Miller Ram R, Zhang Yuqing, Silliman Rebecca A, Hayes Margaret Kelly, Leveille Suzanne G, Murabito Joanne M, Kiel Douglas, O'Connor George T, Felson David T
Geriatrics Section, Boston University School of Medicine, Boston, Massachusetts, USA.
J Am Geriatr Soc. 2004 Feb;52(2):217-23. doi: 10.1046/j.0002-8614.2004.52057.x.
To evaluate the effect of nine disabling medical conditions upon recovery from functional limitations by elders.
Retrospective analysis of prospective longitudinal cohort.
Community.
Persons aged 65 and older in Framingham Heart Study.

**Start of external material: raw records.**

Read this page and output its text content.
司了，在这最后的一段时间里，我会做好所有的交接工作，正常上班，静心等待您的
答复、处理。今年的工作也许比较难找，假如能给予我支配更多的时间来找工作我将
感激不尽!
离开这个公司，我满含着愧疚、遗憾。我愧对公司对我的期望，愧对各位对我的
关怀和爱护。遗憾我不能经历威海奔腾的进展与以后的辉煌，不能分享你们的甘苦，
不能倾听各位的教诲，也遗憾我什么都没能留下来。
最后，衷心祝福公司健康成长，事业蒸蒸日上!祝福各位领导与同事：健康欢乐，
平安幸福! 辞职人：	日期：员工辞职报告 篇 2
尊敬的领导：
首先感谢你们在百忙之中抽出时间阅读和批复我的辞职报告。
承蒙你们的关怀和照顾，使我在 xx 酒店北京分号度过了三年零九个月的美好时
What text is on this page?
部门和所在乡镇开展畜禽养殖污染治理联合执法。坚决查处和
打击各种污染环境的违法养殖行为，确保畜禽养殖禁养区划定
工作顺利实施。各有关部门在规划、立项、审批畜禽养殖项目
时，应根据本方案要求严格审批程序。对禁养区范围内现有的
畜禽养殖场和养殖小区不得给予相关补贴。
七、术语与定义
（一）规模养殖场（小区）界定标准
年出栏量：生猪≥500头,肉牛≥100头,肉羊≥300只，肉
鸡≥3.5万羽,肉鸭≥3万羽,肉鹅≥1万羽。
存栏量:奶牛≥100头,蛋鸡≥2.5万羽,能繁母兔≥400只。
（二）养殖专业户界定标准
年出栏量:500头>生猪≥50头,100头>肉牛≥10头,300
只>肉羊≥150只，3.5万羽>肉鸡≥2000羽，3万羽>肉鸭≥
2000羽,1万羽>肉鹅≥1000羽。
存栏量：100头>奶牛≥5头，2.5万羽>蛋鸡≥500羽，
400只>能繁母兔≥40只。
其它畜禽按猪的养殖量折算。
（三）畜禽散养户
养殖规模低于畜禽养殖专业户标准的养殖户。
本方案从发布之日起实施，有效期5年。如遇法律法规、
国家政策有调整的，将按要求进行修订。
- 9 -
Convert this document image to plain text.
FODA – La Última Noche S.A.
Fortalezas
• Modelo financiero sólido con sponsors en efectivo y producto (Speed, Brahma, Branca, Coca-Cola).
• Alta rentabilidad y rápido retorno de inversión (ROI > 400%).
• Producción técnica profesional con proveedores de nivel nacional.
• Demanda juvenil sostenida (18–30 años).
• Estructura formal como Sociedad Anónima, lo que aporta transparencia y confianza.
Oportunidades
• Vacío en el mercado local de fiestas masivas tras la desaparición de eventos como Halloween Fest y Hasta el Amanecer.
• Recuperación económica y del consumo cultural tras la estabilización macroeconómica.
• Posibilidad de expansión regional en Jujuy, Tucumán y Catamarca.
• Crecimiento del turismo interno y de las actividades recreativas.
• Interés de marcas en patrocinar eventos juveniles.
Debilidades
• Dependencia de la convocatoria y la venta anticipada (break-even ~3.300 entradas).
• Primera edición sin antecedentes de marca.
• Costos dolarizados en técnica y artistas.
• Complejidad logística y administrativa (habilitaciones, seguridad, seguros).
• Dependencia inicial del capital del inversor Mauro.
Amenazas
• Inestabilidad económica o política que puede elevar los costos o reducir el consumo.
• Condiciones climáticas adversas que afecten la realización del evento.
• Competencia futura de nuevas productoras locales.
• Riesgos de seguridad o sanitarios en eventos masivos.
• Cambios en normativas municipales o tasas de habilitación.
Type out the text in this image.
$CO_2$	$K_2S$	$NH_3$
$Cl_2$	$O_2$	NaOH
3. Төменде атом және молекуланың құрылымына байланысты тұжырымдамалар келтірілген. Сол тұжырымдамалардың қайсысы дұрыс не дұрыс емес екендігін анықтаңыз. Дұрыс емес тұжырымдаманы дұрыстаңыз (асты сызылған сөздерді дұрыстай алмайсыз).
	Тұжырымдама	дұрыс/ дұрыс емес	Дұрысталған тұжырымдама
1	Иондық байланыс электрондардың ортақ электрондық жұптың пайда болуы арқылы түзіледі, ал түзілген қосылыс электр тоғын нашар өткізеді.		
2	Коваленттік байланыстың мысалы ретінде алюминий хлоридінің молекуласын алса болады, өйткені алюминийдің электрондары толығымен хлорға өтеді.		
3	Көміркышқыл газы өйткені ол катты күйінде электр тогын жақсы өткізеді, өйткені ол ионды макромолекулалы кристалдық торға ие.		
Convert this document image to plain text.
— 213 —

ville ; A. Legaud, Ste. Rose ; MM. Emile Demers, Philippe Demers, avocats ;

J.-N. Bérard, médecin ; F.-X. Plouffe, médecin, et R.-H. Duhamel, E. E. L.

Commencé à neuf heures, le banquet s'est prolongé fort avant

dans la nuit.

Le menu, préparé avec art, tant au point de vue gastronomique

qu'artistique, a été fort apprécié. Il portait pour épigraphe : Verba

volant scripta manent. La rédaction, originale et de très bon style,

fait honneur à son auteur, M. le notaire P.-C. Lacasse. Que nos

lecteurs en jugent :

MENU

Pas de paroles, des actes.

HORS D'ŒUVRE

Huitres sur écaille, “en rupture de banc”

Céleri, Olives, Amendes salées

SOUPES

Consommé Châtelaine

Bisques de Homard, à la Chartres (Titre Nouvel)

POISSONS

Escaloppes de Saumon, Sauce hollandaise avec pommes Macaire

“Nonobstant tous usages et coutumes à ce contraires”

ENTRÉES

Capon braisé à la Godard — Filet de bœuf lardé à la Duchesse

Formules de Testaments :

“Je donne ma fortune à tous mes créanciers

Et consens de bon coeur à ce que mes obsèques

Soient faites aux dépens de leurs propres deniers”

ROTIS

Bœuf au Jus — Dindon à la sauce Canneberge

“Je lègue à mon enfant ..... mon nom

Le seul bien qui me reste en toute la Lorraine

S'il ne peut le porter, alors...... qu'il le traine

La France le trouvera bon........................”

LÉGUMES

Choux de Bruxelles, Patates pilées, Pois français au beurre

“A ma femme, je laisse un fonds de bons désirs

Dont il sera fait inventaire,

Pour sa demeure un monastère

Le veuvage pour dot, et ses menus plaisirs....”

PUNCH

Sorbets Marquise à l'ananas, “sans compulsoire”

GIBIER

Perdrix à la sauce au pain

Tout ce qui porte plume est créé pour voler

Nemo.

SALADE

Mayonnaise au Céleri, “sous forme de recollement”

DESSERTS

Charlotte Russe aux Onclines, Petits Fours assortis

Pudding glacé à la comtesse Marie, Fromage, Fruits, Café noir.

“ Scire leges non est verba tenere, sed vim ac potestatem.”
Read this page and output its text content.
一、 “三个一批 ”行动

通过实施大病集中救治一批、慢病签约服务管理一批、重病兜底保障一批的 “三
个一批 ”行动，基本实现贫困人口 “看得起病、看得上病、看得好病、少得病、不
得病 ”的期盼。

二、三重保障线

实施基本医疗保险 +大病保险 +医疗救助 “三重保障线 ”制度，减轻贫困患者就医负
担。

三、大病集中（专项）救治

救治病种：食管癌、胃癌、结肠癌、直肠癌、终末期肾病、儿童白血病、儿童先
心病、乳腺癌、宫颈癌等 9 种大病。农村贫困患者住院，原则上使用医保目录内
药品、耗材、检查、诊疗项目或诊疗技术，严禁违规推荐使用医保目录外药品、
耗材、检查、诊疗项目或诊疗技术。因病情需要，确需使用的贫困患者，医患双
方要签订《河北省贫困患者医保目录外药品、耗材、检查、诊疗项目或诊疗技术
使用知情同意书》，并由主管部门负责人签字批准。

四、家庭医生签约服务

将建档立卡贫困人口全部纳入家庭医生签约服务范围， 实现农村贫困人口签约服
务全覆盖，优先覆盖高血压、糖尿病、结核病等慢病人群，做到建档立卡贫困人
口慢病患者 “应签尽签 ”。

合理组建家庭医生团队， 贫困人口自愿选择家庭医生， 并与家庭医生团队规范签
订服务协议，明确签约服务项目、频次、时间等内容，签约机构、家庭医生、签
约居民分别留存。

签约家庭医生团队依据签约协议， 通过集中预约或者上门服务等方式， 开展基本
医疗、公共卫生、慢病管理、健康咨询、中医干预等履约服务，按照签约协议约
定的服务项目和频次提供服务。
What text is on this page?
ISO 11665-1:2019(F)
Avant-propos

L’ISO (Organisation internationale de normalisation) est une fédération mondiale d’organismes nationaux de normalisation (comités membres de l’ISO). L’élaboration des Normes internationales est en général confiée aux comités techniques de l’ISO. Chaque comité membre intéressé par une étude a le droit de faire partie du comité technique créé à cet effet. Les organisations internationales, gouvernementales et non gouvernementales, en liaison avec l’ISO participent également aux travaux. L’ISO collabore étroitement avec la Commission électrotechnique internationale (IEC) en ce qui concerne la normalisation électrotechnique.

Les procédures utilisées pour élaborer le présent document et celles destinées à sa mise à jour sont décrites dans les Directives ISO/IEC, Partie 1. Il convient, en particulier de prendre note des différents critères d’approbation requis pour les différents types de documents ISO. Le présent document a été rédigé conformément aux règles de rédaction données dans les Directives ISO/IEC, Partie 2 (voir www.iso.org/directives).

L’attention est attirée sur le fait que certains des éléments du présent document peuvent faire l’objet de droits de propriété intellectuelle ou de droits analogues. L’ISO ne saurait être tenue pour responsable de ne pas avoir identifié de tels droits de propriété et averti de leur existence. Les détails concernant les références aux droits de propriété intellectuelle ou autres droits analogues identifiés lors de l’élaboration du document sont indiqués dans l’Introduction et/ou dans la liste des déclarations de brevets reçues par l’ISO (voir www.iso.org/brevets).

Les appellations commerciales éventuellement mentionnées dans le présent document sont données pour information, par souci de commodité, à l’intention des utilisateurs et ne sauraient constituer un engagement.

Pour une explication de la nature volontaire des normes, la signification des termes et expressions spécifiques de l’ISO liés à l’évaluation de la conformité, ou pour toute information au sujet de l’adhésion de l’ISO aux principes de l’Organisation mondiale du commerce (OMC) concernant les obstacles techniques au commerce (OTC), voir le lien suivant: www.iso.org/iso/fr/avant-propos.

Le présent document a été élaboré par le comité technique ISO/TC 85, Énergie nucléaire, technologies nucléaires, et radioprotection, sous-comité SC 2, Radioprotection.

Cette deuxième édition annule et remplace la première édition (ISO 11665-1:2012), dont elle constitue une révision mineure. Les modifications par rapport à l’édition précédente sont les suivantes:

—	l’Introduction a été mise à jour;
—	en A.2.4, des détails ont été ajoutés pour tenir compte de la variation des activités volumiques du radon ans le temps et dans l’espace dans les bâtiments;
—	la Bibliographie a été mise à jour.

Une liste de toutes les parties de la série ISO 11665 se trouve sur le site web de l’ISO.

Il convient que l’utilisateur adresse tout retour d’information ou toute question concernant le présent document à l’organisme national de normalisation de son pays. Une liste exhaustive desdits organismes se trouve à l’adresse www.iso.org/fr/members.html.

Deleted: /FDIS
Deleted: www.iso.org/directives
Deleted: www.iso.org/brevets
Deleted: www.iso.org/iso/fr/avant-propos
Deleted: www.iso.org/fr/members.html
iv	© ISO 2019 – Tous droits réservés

Change in function in elders from biennial Examinations 18 (1983-85; baseline) through 23 (1994-96). At each examination, subjects reported limitations in heavy household work, walking up and down stairs, walking half a mile, bathing, toileting, and continence. They were also directly observed for performance of transferring in and out of a chair, dressing, walking 50 feet, and carrying a 10-pound object 10 feet. The prevalence of functional limitations and the incidence of recovery from functional limitation by the subsequent examination for each task were calculated. The effects of congestive heart failure, cognitive impairment, diabetes mellitus, stroke, depressive symptoms, hip fracture, knee pain, claudication, and chronic obstructive pulmonary disease were evaluated. The relationship between the total number of comorbid conditions present (0, 1, 2, 3 or more), the presence of each individual condition at the start of each examination cycle, and the incidence of recovery from functional limitations were examined using generalized estimating equations.
One thousand eight hundred twenty-five subjects were studied at baseline; 1,026 were available 10 years later. Mean age of subjects at baseline was 73.5 (range 61-95); 60.7% were women. The prevalence of functional limitations ranged from 3.1% to 29.8% at biennial Examination 18 and increased to 15.1% to 32.4% at Examination 23. The incidence of recovery ranged from 3.2% to 78.4% depending upon the task and the examination cycle. Increasing disease burden, as measured by the number of comorbidities, was associated with a decreased likelihood of recovery from functional limitations. Diabetes mellitus, stroke, depressive symptoms, hip fracture, and knee pain had the strongest adverse effect upon recovery from functional limitations.
In these community-dwelling elders, recovery from prevalent functional limitations was frequent. Increasing disease burden was associated with a decreased incidence of recovery. Diabetes mellitus, stroke, depressive symptoms, hip fracture, and knee pain had the strongest adverse effect on recovery from functional limitations.
评估九种致残性疾病对老年人功能受限恢复情况的影响。
对前瞻性纵向队列进行回顾性分析。
社区。
弗雷明汉心脏研究中65岁及以上的人群。
从第18次两年一次的检查(1983 - 1985年;基线)到第23次检查(1994 - 1996年)期间老年人功能的变化。每次检查时,受试者报告在繁重家务、上下楼梯、步行半英里、洗澡、如厕和大小便失禁方面的受限情况。还直接观察他们进出椅子、穿衣、步行50英尺以及搬运10磅重物走10英尺的表现。计算每项任务功能受限的患病率以及后续检查中从功能受限恢复的发生率。评估充血性心力衰竭、认知障碍、糖尿病、中风、抑郁症状、髋部骨折、膝关节疼痛、间歇性跛行和慢性阻塞性肺疾病的影响。使用广义估计方程研究共病情况总数(0、1、2、3种或更多)、每个检查周期开始时每种疾病的存在情况与功能受限恢复发生率之间的关系。
1825名受试者在基线时接受研究;10年后有1026名受试者可用。基线时受试者的平均年龄为73.5岁(范围61 - 95岁);60.7%为女性。在第18次两年一次的检查中,功能受限的患病率在3.1%至29.8%之间,在第23次检查时增至15.1%至32.4%。恢复的发生率根据任务和检查周期在3.2%至78.4%之间。以共病数量衡量的疾病负担增加与功能受限恢复的可能性降低相关。糖尿病、中风、抑郁症状、髋部骨折和膝关节疼痛对功能受限恢复的不利影响最强。
在这些社区居住的老年人中,从普遍存在的功能受限中恢复的情况很常见。疾病负担增加与恢复发生率降低相关。糖尿病、中风、抑郁症状、髋部骨折和膝关节疼痛对功能受限恢复的不利影响最强。